Police in Macedonia have arrested seven people accused of joining Islamic State in Iraq and Syria, the interior ministry said.
The ministry said the suspects, all Macedonian nationals, were arrested in a raid that was a continuation of a 2015-16 police crackdown on suspected Macedonian ISIS fighters who had returned from Iraq and Syria.
“The operation confirms one more time that Macedonian institutions have the capacity and credibility to deal with the current security challenges and are a serious partner in the global anti-terrorism coalition,” the interior ministry said in a press release on Tuesday, August 7.
Those arrested were aged between 23 and 41, Reuters reported police as saying. They could face up to a decade in prison if found guilty of fighting with ISIS.

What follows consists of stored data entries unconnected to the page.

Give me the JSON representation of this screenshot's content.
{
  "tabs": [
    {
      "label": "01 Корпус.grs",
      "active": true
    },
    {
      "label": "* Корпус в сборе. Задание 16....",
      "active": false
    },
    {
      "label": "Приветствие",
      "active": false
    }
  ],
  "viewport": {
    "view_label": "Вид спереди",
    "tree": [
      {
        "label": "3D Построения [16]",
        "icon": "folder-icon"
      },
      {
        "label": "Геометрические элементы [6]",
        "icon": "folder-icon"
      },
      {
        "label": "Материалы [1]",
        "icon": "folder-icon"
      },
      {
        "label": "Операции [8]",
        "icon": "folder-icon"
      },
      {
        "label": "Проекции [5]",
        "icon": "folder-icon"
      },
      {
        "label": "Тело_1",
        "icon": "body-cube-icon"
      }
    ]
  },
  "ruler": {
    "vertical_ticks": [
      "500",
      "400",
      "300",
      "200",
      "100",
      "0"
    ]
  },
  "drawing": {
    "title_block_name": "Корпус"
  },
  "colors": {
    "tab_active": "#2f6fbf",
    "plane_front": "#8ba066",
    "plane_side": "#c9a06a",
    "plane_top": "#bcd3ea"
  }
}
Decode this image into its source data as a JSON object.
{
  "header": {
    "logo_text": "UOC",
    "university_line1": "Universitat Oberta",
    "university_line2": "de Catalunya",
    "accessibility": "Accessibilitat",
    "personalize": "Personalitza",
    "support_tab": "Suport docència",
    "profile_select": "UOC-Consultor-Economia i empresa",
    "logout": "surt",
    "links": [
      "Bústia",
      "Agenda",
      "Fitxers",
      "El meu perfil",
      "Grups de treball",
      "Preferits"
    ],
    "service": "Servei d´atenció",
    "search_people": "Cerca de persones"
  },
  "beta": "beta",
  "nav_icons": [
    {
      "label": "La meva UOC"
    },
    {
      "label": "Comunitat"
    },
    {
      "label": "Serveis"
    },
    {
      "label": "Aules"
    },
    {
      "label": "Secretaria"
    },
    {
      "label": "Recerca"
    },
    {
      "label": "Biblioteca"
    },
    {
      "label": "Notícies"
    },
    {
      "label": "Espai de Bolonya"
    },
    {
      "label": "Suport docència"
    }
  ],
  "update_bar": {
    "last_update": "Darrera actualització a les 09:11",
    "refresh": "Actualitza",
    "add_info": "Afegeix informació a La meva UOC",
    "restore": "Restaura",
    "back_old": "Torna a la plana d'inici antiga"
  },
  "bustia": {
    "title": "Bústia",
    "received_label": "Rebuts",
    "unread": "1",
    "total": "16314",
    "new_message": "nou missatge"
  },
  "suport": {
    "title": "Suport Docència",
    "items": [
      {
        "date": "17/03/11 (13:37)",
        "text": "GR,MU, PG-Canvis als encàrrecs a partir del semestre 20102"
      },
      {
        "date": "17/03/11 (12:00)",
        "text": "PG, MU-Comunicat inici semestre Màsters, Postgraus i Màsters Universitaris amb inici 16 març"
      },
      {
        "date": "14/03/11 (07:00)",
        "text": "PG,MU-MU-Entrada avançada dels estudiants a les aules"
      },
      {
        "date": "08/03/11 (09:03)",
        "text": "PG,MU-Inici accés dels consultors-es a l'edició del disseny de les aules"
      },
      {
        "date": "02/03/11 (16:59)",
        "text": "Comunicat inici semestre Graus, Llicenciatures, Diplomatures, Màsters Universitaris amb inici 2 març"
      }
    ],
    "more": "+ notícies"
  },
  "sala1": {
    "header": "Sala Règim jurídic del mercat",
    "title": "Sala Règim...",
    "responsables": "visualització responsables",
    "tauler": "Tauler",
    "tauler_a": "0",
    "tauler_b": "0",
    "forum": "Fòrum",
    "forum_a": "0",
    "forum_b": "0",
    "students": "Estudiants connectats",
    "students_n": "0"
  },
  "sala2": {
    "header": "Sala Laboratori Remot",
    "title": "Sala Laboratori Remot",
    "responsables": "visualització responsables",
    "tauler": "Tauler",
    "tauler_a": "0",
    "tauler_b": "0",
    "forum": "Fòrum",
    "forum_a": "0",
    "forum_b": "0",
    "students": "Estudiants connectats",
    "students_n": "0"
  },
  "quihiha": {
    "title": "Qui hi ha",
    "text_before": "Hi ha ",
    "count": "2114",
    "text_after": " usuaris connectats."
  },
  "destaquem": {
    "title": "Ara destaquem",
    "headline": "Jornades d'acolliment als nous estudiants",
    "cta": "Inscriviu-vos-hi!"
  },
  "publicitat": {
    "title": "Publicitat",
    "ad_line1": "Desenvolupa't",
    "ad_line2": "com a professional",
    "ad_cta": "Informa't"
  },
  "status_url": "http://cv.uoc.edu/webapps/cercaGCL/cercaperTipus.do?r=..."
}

Macedonia amended its criminal code in 2014 to impose a minimum five-year prison sentence on Macedonians who fight with paramilitary organizations abroad or indirectly support them.
Officials estimate that at least 100 Macedonians left to fight in Iraq and Syria, and about 20 have been killed on the battlefield.
Police arrested nine people in the first wave of Operation Cell in August 2015, and another 23 people were arrested in 2016 during a coordinated investigation with Albania and Kosovo. A Macedonian man suspected of recruiting would-be ISIS fighters was arrested in Italy the same year.
ISIS and other jihadist groups have targeted Macedonia’s large Albanian population, which is predominately Muslim.